Professor Gerry Saddler, who is also the head of the Scottish Government’s agricultural science advisory agency, Sasa, and leads the new Plant Health Centre, told a gathering of leading seed potato growers, breeders and processors to continue to lobby politicians if they want to see a change of direction.
He said: “They wouldn’t thank me for saying this, but you just have to keep lobbying the politicians as an industry and as individual companies.
“They listen, and the Scottish Government is deeply committed to improving sustainable economic development in the country, and if enough people say to them we need to do this because it will be good for the economy or the country, they will move.”

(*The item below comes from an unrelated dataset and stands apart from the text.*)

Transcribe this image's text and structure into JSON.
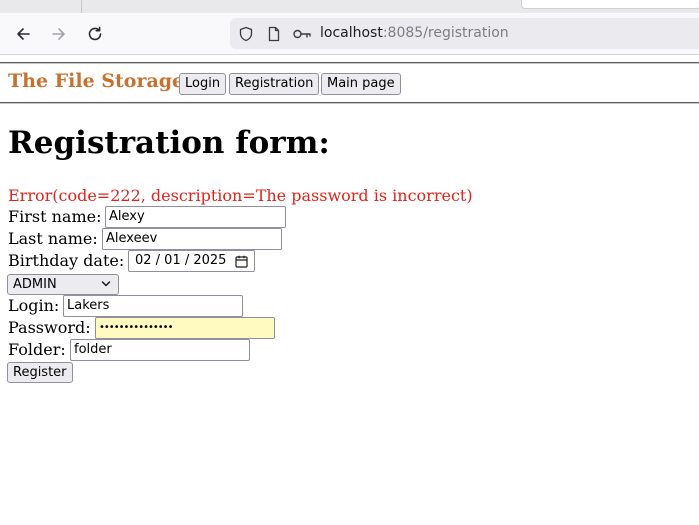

Prof Saddler was responding to a question from the audience at the AHDB’s biennial seed potato conference in St Andrews about the likelihood of gene editing being used in future.
He reminded the audience that the Scottish Government wants to maintain a moratorium.
However he added: “As a scientist that’s not something I’d agree with… their view is any form of GM is almost like a branding issue… they believe if we were to have GM it would cause problems with selling the image of babbling brooks and heather and things like that – the natural environment.
“I appreciate where they’re coming from, I don’t agree with it but my job is to do what I’m told, not necessarily have an opinion.”